Who are you? More specifically, is who you think you are the same as what others in your life think of you? It is a challenging question, I know. It requires a bit of self-awareness on our own part, and a willingness to engage others about ourselves. And, let’s face it, many of us have different identities. At my kids school, I have four different identities. Depending upon who one speaks with, I am either Hannah’s dad, David’s dad, Mr. McVey, or Fr. Brian. All four are correct, though I chafe at number three--that one is the one used of my grandfather or father, you know, the older men in my family! But you get the idea.
Some of us here gathered may be identified with our job. You may be the barber, the engineer, the HR lady, the inventory control person, the plumber, the electrician, the teacher, the nurse, the housewife, or some other job. Perhaps you come from a family that has a well known name, like the Hatfield’s and McCoys or the Rockefellers or the Buffet’s. Maybe you identify yourself by your city. When I lived in central Iowa, I never understood all the jokes about the gated community of Bettendorf. Then I moved to the QCA. We laugh, but we also know that some people identify themselves by where they live. Let’s face it, who here wants to be from Missouri or Minnesota? Many of us here have been identified as mom or dad. Many are identified as grandma or grandpa. A few of us gathered here today have lived long enough to add the appellation “great” to our grandma or grandpa identity. Some of us may be identified by our politics. Democrat or republican or now, independent, are popular identities. And we are not the only culture to struggle over the question of identity, as evidenced by actions and rhetoric in the Ukraine, Crimea, and Russia. Some of us may even identify ourselves by the suffering in our lives? Know anybody with cancer or another disease who is known more for the struggle with the disease than anything else? How about failed relationships? There’s an old scene in Friends where Ross dreads being known as thrice divorced. So, given now you know of what I was asking, does who you think you are correspond to how others identify you?

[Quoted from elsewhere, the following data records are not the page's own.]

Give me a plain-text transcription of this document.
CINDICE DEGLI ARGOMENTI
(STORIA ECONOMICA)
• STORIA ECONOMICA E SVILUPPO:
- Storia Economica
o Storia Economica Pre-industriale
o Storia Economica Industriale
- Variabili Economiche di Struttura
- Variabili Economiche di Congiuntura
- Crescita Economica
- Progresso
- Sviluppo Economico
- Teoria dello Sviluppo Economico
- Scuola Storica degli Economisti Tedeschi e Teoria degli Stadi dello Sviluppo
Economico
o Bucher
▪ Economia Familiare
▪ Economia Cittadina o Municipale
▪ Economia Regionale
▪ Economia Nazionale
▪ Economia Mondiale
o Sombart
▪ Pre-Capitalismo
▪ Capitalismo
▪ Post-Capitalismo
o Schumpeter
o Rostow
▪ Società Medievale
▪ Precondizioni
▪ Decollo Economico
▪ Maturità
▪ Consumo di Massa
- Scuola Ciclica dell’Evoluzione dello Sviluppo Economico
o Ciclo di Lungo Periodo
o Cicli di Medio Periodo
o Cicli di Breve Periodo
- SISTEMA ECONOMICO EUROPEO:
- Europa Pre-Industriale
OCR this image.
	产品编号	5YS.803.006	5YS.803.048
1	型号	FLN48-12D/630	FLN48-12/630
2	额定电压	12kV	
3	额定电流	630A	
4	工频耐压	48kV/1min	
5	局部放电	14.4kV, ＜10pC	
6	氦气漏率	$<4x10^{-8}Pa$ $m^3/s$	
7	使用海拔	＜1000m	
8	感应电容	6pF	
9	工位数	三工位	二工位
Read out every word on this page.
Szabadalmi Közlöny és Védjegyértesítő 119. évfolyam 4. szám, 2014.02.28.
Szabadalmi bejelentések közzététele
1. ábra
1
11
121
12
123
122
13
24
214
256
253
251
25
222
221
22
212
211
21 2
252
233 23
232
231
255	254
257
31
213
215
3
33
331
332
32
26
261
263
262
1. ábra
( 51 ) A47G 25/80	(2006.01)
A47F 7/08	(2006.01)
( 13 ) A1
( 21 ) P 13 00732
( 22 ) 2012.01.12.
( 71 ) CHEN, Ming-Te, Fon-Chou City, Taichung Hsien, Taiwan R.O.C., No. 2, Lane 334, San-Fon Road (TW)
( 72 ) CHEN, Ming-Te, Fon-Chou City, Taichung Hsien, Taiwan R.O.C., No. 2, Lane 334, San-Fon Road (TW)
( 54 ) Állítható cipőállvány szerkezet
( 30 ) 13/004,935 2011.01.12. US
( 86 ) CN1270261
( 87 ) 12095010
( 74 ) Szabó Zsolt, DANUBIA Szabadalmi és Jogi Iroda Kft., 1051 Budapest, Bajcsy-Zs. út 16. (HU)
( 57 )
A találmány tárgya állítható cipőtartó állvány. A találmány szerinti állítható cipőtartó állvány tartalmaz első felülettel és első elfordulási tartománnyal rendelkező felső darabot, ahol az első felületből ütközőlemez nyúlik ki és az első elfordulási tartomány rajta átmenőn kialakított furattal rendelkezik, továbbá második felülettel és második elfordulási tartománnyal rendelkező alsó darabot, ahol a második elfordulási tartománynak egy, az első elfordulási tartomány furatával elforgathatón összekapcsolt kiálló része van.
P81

In many ways, Lent is about our identity. Lent is that season in the Church when you and I are called to reflect upon ourselves and our relationship with God. How does God see me? You may have noticed this year that I have a bit of an edge to my pokings and proddings when you have come in to tell me what you are giving up for Lent. I won’t ask for a show of hands, but how many of you have heard me ask “and how does giving that up draw you closer to God?” Keep in mind, I am not mocking you when I ask that question. Lent is a sober season, a brutal season. And it is my job to help you draw closer to Him. The world wants to convince us that we are unique. Either we can have it because we are special, or we need the world’s help because we are beneath notice. We are bombarded daily with self-help and get-rich schemes. There is a superficiality that is unacceptable in the Church, but especially during the season of Lent. During Lent, those new to the faith are called to remind ourselves that we are in need of a Savior. Those in the faith for a longer period are called to evaluate ourselves to see if we are maturing. And those estranged from God are called to repentance and a new start with God. All of us gathered here today should be a few days into that evaluation process. Part of the way that we evaluate ourselves is to ask others how they see us. How many of us have done this? How many of us have asked those in our lives whether they see Christ in us? And trust me folks, your friends and family and co-workers are watching you. You and your life may well be the best sermon they ever hear. And none of us, I suspect, wants people standing over our coffin or cremains container saying “huh, I never knew he/she was a Christian.”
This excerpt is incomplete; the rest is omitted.